Leishmaniose
MSF tratou mais de 4,2 mil pessoas com leishmaniose em 2007. Ao total, desde 1989, foram 80 mil pacientes da doença assistidos pela organização.
A leishmaniose é uma doença parasítica endêmica em 88 países, chegando a afetar 12 milhões de pessoas. Afeta principalmente áreas pobres e remotas, onde o acesso a cuidados médicos e a medicamentos a preços acessíveis é limitado.
Ocasionalmente, a leishmaniose eclode como epidemia, especialmente quando populações nunca expostas à doença são empurradas, por conflitos ou pela fome, à áreas endêmicas devido a.

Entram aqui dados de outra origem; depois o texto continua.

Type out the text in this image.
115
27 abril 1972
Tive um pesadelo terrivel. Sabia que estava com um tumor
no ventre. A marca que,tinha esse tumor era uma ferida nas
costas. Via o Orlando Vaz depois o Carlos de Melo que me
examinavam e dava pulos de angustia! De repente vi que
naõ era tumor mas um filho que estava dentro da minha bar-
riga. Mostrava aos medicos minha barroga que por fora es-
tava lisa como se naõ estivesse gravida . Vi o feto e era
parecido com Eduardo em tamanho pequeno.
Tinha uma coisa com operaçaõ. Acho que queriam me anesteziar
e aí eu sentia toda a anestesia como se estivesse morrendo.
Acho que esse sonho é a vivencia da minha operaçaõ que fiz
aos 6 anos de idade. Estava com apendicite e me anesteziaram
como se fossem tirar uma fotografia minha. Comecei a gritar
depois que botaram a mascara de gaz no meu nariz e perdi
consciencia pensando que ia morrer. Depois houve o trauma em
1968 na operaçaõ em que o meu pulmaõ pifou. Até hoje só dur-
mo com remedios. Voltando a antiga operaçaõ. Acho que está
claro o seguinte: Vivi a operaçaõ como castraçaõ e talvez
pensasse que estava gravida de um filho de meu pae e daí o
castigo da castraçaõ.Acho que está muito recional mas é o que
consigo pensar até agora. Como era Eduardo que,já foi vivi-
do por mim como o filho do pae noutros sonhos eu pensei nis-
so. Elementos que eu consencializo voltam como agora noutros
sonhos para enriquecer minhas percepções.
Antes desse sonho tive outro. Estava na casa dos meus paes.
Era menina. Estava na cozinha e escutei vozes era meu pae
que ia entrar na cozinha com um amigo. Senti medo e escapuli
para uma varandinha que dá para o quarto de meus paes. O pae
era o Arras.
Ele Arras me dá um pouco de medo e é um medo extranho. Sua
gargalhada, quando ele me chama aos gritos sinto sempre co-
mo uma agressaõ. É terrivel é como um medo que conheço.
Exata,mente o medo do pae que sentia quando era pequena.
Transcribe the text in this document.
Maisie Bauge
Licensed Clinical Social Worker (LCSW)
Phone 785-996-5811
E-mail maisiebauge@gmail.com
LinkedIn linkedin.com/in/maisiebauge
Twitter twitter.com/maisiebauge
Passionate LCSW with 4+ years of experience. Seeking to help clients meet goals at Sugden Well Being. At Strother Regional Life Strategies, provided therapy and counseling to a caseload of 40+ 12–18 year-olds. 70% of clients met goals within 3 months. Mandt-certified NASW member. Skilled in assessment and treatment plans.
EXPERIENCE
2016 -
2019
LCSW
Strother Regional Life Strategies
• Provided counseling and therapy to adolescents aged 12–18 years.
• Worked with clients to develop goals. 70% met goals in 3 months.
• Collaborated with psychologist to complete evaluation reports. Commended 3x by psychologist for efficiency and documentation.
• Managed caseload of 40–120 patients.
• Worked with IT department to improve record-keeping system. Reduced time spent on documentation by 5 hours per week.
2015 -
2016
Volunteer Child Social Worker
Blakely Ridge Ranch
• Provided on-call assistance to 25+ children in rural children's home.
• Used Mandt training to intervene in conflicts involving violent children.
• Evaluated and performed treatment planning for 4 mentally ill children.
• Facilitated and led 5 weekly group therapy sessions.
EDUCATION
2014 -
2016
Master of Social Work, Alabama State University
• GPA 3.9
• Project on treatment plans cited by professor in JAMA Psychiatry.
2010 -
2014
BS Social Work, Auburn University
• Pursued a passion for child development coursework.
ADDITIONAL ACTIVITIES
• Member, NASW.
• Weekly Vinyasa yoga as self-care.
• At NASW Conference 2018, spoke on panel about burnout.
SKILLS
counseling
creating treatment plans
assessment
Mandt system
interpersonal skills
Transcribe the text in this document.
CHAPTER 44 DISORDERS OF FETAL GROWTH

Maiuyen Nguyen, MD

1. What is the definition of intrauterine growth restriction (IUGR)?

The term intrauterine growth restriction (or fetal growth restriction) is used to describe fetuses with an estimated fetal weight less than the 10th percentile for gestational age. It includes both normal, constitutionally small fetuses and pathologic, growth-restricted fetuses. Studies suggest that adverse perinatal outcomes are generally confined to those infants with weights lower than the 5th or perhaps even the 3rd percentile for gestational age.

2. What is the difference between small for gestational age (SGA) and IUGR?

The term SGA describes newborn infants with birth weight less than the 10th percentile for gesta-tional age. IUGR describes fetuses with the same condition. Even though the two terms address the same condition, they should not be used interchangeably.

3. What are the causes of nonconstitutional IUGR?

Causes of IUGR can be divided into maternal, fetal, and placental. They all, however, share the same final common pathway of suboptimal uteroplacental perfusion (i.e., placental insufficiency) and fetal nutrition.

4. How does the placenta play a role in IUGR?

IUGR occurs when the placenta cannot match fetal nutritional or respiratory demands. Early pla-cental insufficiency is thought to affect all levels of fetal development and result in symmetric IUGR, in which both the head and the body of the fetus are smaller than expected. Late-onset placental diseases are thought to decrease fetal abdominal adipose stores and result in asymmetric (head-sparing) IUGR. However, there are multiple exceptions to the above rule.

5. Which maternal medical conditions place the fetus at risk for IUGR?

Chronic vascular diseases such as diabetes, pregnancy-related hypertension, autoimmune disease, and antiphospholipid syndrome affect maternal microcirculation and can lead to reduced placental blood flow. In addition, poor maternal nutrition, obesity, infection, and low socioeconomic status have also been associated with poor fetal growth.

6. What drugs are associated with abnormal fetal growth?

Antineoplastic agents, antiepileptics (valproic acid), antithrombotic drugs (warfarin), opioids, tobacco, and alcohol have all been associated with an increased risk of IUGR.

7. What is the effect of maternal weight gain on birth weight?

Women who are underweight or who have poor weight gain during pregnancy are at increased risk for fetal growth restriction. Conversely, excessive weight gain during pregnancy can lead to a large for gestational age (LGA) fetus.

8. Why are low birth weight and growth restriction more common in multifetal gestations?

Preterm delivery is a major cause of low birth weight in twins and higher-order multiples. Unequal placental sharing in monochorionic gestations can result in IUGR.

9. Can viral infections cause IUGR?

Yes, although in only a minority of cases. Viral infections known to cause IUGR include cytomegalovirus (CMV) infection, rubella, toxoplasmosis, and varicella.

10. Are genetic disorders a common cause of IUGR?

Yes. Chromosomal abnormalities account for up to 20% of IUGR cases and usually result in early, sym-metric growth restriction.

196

O parasita que causa a enfermidade, a leishmania, é transmitida pela picada de mosquitos.
Em sua forma mais grave, a leishmaniose visceral ou Calazar, o parasita ataca órgãos como o fígado e o baço. Também afeta o sistema imunológico, sendo fatal para quase 100% dos pacientes. Mais de 90% dos casos de leishmaniose visceral são registrados em cinco países: Brasil, Bangladesh, Índia, Nepal e Sudão.
Os testes para diagnóstico da doença são invasivos e potencialmente perigosos, requisitando laboratórios e técnicos especializados - que nem sempre podem ser encontrados nas regiões mais pobres. Com o tratamento adequado, 92% dos pacientes podem ser curados. Mas a maioria dos remédios disponíveis também representam dificuldades: exigem um tratamento longo (30 dias), tem alto custo e toxidade. A resistência à medicação também é um problema, especialmente na Índia, onde 65% dos pacientes estão infectados com a leishmania mais resistente.
Desde 1989 MSF tratou mais de 80 mil pacientes com Calazar. A organização também advoga pelo desenvolvimento de novas técnicas de diagnóstico e medicamentos mais baratos para tratar essa doença negligenciada.